What is primary data?
Primary datasets include DICOM images from cancer patients and supporting data collected about the patient (e.g. demographics, clinical outcomes, treatment information). We encourage the submission of multi-disciplinary primary datasets which include genomics, proteomics, pathology and other non-image data types but will generally cross-reference other databases which are specifically designed to host such data rather than attempt to host it on TCIA directly. If you have done analyses on TCIA primary data and wish to publish your dataset you can find instructions for doing that here.

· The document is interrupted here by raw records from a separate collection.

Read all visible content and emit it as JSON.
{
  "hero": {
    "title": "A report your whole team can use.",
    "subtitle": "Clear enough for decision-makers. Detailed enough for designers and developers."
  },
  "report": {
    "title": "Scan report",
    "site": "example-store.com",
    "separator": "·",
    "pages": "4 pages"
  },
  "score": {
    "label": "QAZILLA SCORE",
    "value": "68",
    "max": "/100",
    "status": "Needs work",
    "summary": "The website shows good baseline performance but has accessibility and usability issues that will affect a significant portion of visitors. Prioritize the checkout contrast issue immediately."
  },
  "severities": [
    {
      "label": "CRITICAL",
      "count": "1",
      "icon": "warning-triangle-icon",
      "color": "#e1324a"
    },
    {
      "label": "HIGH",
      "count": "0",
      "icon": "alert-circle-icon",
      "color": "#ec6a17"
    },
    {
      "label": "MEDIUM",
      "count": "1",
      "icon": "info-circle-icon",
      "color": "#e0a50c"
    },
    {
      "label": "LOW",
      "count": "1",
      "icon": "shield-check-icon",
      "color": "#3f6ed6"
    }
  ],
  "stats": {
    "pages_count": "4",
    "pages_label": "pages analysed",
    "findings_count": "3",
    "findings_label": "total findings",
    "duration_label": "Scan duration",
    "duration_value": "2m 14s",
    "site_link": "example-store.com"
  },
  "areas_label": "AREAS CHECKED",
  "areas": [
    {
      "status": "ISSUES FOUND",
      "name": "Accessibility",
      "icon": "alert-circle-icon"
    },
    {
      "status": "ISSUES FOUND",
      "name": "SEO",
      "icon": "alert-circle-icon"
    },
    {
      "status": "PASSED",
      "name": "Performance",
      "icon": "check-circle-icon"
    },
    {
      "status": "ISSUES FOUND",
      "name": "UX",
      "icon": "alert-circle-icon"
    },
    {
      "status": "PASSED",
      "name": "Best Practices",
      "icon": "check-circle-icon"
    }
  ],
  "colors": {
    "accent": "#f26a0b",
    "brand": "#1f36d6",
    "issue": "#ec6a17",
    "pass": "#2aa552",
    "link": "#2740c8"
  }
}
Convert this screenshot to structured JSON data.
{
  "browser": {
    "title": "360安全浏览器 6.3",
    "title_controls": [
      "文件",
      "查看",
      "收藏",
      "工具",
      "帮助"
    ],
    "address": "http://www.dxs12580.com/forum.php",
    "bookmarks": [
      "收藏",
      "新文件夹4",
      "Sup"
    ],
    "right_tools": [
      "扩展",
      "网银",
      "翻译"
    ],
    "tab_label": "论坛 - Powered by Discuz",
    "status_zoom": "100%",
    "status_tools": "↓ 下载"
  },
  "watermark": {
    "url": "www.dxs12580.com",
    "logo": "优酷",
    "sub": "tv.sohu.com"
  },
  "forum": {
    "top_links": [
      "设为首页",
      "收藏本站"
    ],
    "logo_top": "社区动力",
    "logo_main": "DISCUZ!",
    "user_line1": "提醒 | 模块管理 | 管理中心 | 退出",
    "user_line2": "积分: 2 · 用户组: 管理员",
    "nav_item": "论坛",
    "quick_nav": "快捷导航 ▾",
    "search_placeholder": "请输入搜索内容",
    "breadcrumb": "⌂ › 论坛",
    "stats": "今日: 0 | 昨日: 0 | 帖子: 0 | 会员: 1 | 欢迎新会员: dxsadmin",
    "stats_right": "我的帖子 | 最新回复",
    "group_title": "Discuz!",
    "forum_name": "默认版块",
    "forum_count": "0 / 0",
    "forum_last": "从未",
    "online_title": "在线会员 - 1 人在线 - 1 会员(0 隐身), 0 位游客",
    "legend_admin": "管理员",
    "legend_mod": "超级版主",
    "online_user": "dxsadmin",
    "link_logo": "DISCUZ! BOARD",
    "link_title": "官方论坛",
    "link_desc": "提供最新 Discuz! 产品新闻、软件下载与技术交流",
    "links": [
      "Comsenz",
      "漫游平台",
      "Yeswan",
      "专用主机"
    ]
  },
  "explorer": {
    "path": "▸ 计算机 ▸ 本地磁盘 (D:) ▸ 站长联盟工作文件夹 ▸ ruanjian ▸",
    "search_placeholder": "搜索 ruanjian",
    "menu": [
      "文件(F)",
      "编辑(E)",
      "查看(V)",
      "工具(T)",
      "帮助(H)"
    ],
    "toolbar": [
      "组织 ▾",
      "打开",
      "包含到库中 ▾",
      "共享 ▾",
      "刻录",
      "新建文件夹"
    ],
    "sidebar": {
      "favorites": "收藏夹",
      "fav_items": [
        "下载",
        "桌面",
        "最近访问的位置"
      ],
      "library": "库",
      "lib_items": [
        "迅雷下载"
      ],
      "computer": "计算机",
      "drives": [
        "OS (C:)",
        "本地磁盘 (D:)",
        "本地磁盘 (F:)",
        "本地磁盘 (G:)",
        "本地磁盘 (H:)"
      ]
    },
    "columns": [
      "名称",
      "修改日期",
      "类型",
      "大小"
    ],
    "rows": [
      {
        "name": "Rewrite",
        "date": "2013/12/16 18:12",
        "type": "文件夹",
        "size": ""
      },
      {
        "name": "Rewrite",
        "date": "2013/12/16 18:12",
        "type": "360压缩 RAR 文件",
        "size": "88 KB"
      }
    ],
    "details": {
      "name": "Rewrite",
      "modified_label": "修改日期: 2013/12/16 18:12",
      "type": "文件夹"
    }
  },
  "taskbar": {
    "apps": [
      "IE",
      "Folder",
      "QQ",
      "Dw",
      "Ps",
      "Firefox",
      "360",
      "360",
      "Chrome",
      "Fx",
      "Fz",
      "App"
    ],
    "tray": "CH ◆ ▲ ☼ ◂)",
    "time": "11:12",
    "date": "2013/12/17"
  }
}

Requesting permission to publish primary data
TCIA is intended to be a resource to the research community. We aim to ensure that every dataset in the archive is one that would be of value to our target audiences. Researchers with the following objectives are encouraged to submit an application:
- Meeting the data sharing requirements set forth by an NCI grant or contract award
- Sharing data for analyzing imaging features to be used as biomarkers
- Sharing data for comparing image features to other data types such as genetics, pathology, or clinical information to create correlative signatures as biomarkers
- Sharing data for the creation of automated or semi-automated algorithms for detection of cancer
- Sharing data as a reference collection for testing and validating quantitative analysis techniques or algorithms in image processing
- Sharing data with unique characteristics for clinical training
If you feel that you have data at your institution that meets one or more of these objectives please fill out our application form so that we can evaluate the suitability of your data to the archive. Questions about filling out the application may be directed to the help desk. Note that cost-recovery arrangements may be necessary for data contributions in some circumstances.
Applications are reviewed monthly by the TCIA Advisory Group. The group is composed of experts in cancer imaging and related technologies. The TCIA Advisory Group reviews each candidate collection based on the criteria above and the availability of resources, and decides whether to accept, reject, or ask for clarifications for each candidate collection.
Starting the submission process
Once we have determined your data set is an appropriate fit for the archive we will initiate the submission process. You will be guided by a TCIA submission expert who will provide all the required tools for sending your data and will answer any questions you have throughout the process. This process includes:
- Install pre-configured Clinical Trials Processor (CTP) java software and use it to submit your data.
- CTP will perform an initial de-identification of the data according to DICOM standards (Attribute Confidentiality Profile – DICOM PS 3.15: Appendix E) before it leaves your institution.
- Our TCIA de-identification and curation process is documented in case there are any questions.
- Our quality control and curation staff will work with you to ensure the data are fully de-identified and received. Additional reviews are performed and any remaining PHI are deleted if found.
- TCIA will work with you to create a dataset summary page to inform users how your data might be of use to them. Please review our guidance on auxiliary information we like to provide to the user community where available.
- TCIA will publish the final data set and announce its addition via our mailing list and social media channels.
Getting credit for data sharing
New journals dedicated to describing data sets are beginning to gain in popularity. Below is a list of data journals which recognize TCIA as a Recommended Repository. These can be used to publish detailed descriptions of your TCIA data to gain academic credit (publication/citations) for your efforts in addition to the novel scientific findings you might publish in traditional journals.
Track your data’s usage
After your dataset is available on TCIA you can view our Data Usage Statistics page to find out how often users search or download your data. You can also use your dataset’s Digital Object Identifier (DOI) to track citations.